The Wuhan Institute previously worked with the Galveston National Laboratory in the United States, the Center International de Recherche en Infectiologie in France, and the National Microbiology Laboratory in Canada.
In 2021, two Chinese scientists from the Microbiology Laboratory in Canada were fired. At least one of these scientists had visited the US Army Medical Research Institute of Infectious Diseases (USAMRIID), the government’s most sensitive biological laboratory, which houses highly classified research.
All of these institutes, including that of Wuhan, conduct clandestine research on bioweapons. USAMRIID and Wuhan are known as Level 4 (BSL-4 or Biosafety Level 4) labs, the safest for conducting hazardous research, especially gain-of-function. The National Emerging Infectious Diseases Laboratories at Boston University is also a Level 4 (BSL-4) laboratory complex.
How dangerous is this job? In the case of China, the US government was so concerned about the Wuhan Institute of Virology that it twice sent representatives there in 2018 and interviewed senior “bat” scientist She Zhengli.
In 2019, the US Centers for Disease Control (CDC) inspected and failed the USAMRIID lab in Fort Detrick, Maryland. The laboratory there was closed for months so that a clean-up campaign could take place and identified risks could be remedied.

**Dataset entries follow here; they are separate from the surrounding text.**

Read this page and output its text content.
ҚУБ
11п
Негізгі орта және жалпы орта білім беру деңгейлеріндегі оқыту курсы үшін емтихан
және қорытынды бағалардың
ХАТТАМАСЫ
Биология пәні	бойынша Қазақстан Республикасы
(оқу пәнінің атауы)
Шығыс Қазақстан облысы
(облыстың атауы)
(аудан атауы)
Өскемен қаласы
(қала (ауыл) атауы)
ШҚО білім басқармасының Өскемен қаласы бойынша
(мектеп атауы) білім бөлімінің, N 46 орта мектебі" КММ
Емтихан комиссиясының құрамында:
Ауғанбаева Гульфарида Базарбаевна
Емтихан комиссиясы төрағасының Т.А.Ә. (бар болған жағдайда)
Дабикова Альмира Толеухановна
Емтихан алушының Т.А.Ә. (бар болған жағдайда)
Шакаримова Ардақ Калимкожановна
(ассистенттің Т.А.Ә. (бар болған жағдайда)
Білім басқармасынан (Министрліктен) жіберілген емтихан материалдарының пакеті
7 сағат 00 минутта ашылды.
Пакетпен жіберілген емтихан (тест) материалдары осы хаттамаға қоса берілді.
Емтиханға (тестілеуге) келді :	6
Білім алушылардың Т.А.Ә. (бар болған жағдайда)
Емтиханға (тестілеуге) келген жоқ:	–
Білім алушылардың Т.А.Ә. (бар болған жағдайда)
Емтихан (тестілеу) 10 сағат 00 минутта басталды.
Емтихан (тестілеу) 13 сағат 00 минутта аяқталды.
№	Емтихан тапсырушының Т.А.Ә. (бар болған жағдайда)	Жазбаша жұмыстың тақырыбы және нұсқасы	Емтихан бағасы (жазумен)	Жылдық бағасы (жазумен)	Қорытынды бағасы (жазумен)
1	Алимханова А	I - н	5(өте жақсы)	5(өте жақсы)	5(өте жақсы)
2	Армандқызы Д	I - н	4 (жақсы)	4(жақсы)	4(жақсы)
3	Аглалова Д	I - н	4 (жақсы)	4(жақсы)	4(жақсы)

A number of private American laboratories and organizations, as well as the private company Eco Health Alliance, were also directly involved in the laboratory research in Wuhan. Despite its successes in funding Wuhan and working with China, the Eco Health Alliance received a new grant from NIAID for coronavirus research in recent weeks.
It may be important to understand what causes pathogenicity in Covid – the alleged rationale for Boston University’s research. It is now understood that Covid vaccines do not prevent the disease from infecting vaccinated individuals but do reduce the worst symptoms associated with Covid.
This comes at a price, including myocarditis (inflammation of the heart muscle), particularly in teenage boys. If pathogenicity is found elsewhere in Omicron (and perhaps, but not for sure, in other Covid variants), other types of vaccines may be developed. However, gain of function is a particularly dangerous path.
Gain-of-function is “medical research that genetically alters an organism so that the biological functions of gene products can be enhanced. This may include altered pathogenesis, transmissibility, or an altered host range, i.e. the types of hosts that a microorganism can infect.”
Boston University would need to clarify that their research did not improve biological functions by altering genes in the virus, or explain why they altered the pathogenesis of the virus (namely, making it far more deadly). If Covid itself was originally made in a lab, making it capable of infecting humans, Boston University has made it even more dangerous.
Boston University insists the functional research was no win at all. It is claimed that the NIAID money was only used to purchase the specialized equipment needed for the research and not to fund the scientists – and therefore NIAID did not fund the project at all.
The second argument is disingenuous hair-splitting to justify not reporting the research to NIAID. NIAID grants require recipients to submit progress reports, and at least one such report was submitted before the work was completed. It’s hard to imagine how such a report could be written without explaining what the work was about.
This problem can be solved very easily: NIAID should publish the interim report it received from Boston University and publish the original grant documents to help us understand if NIAID has been misled or failed in oversight or if the funding is a program that served to hide the profit functional research with covid.
Even without information on the grants and progress report, the fact remains that the US government, particularly NIH and NIAID, bears responsibility for funding dangerous research.